His gaze remained fixed on the structure ahead, large and imposing even from a distance, rising above the district like a statement carved into the earth. Morosuke’s castle.
It stood there with the weight of power and impunity, the sort of place built not only to defend a man’s wealth but to remind everyone beneath it of their place. Nathan looked at it without awe.

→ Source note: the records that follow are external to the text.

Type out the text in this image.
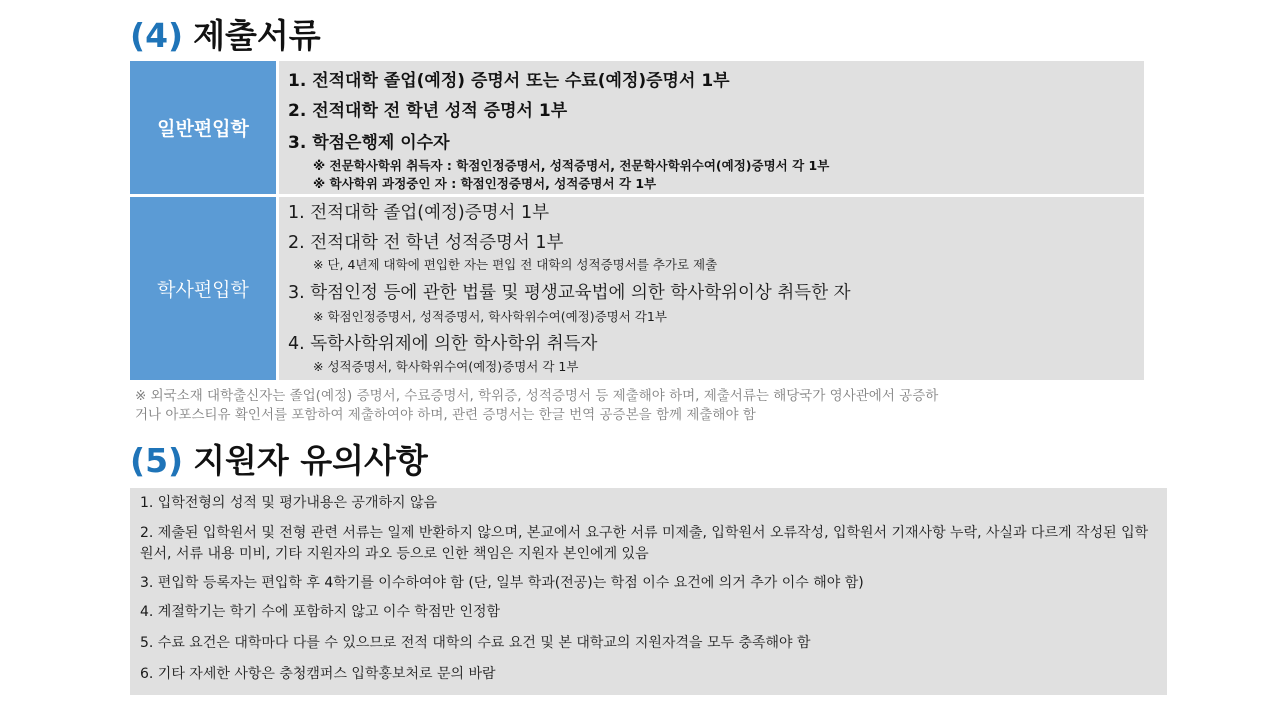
(4) 제출서류
일반편입학
1. 전적대학 졸업(예정) 증명서 또는 수료(예정)증명서 1부
2. 전적대학 전 학년 성적 증명서 1부
3. 학점은행제 이수자
※ 전문학사학위 취득자 : 학점인정증명서, 성적증명서, 전문학사학위수여(예정)증명서 각 1부
※ 학사학위 과정중인 자 : 학점인정증명서, 성적증명서 각 1부
학사편입학
1. 전적대학 졸업(예정)증명서 1부
2. 전적대학 전 학년 성적증명서 1부
※ 단, 4년제 대학에 편입한 자는 편입 전 대학의 성적증명서를 추가로 제출
3. 학점인정 등에 관한 법률 및 평생교육법에 의한 학사학위이상 취득한 자
※ 학점인정증명서, 성적증명서, 학사학위수여(예정)증명서 각1부
4. 독학사학위제에 의한 학사학위 취득자
※ 성적증명서, 학사학위수여(예정)증명서 각 1부
※ 외국소재 대학출신자는 졸업(예정) 증명서, 수료증명서, 학위증, 성적증명서 등 제출해야 하며, 제출서류는 해당국가 영사관에서 공증하
거나 아포스티유 확인서를 포함하여 제출하여야 하며, 관련 증명서는 한글 번역 공증본을 함께 제출해야 함
(5) 지원자 유의사항
1. 입학전형의 성적 및 평가내용은 공개하지 않음
2. 제출된 입학원서 및 전형 관련 서류는 일제 반환하지 않으며, 본교에서 요구한 서류 미제출, 입학원서 오류작성, 입학원서 기재사항 누락, 사실과 다르게 작성된 입학원서, 서류 내용 미비, 기타 지원자의 과오 등으로 인한 책임은 지원자 본인에게 있음
3. 편입학 등록자는 편입학 후 4학기를 이수하여야 함 (단, 일부 학과(전공)는 학점 이수 요건에 의거 추가 이수 해야 함)
4. 계절학기는 학기 수에 포함하지 않고 이수 학점만 인정함
5. 수료 요건은 대학마다 다를 수 있으므로 전적 대학의 수료 요건 및 본 대학교의 지원자격을 모두 충족해야 함
6. 기타 자세한 사항은 충청캠퍼스 입학홍보처로 문의 바람
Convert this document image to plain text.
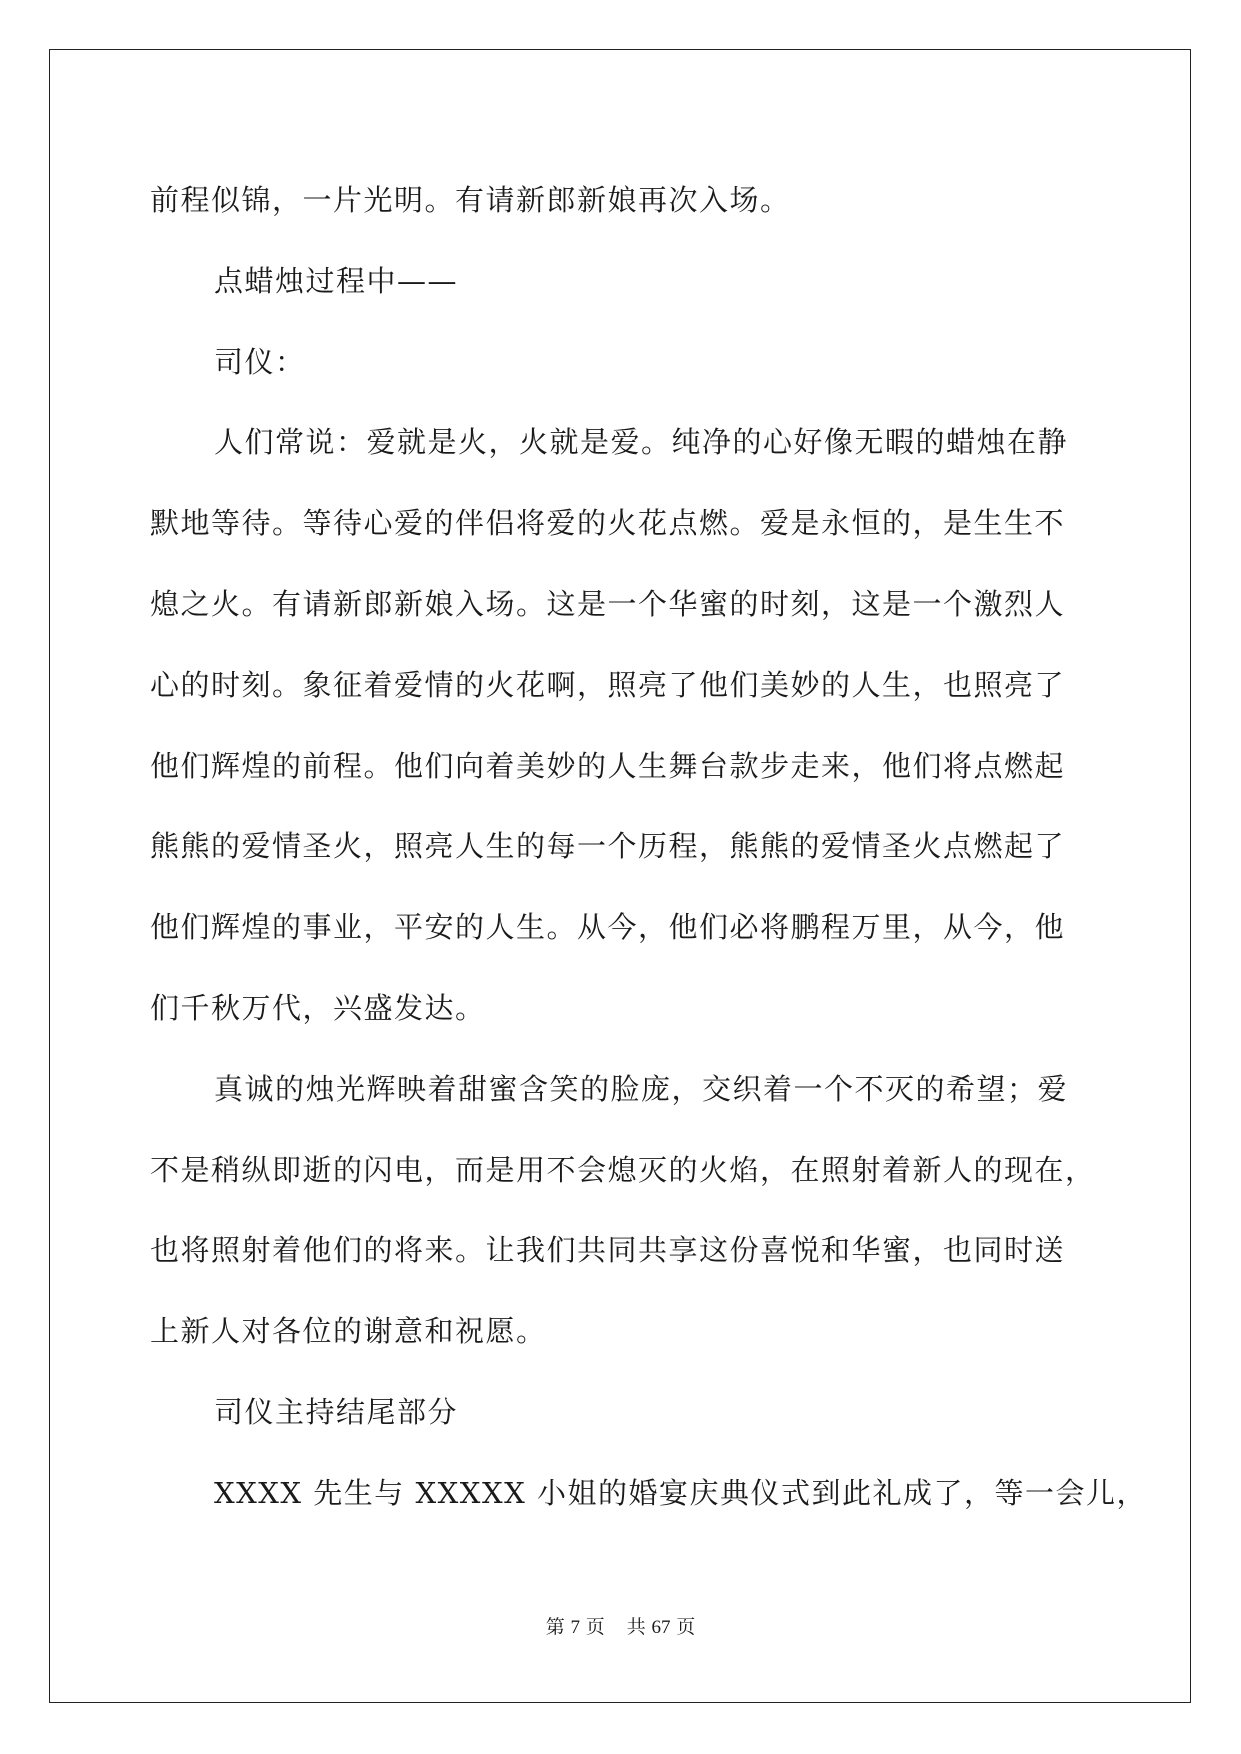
前程似锦，一片光明。有请新郎新娘再次入场。
点蜡烛过程中——
司仪：
人们常说：爱就是火，火就是爱。纯净的心好像无暇的蜡烛在静
默地等待。等待心爱的伴侣将爱的火花点燃。爱是永恒的，是生生不
熄之火。有请新郎新娘入场。这是一个华蜜的时刻，这是一个激烈人
心的时刻。象征着爱情的火花啊，照亮了他们美妙的人生，也照亮了
他们辉煌的前程。他们向着美妙的人生舞台款步走来，他们将点燃起
熊熊的爱情圣火，照亮人生的每一个历程，熊熊的爱情圣火点燃起了
他们辉煌的事业，平安的人生。从今，他们必将鹏程万里，从今，他
们千秋万代，兴盛发达。
真诚的烛光辉映着甜蜜含笑的脸庞，交织着一个不灭的希望；爱
不是稍纵即逝的闪电，而是用不会熄灭的火焰，在照射着新人的现在，
也将照射着他们的将来。让我们共同共享这份喜悦和华蜜，也同时送
上新人对各位的谢意和祝愿。
司仪主持结尾部分
XXXX 先生与 XXXXX 小姐的婚宴庆典仪式到此礼成了，等一会儿，
第 7 页 共 67 页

He had wanted to handle this peacefully.
That had been the intention. He had no taste for pointless chaos, no need to leave blood behind him wherever he walked. But once again, the world had made its choice before he could make his own. Once again, violence had stepped in front of reason and dared him to look away.
That woman, Nana.
He had only needed one look to understand what kind of person she was. There had been kindness in her, something plain and genuine, the sort that did not hide behind performance. She had not deserved fear. She had not deserved cruelty.
And she certainly had not deserved to be killed the very next day for nothing.
The thought hardened something inside him.
This world had a way of revealing its ugliness too easily. Earth had never been gentle either — he knew that better than most — but here, brutality walked openly in daylight. It did not even bother disguising itself. It took what it wanted in front of everyone and trusted fear to do the rest.
Nathan was no hero. He did not think of himself as one, and he had no desire to become one.
But there were things a man could witness only so many times before silence became its own kind of guilt.
So if peace was no longer possible, then he would deal with Morosuke the only way left.
With violence.
Ahead, the castle loomed larger with every step.
Behind him, Nobusuke’s begging grew hoarse and broken, swallowed by the sound of his body dragging over the road.
And all along the street, Minato watched it.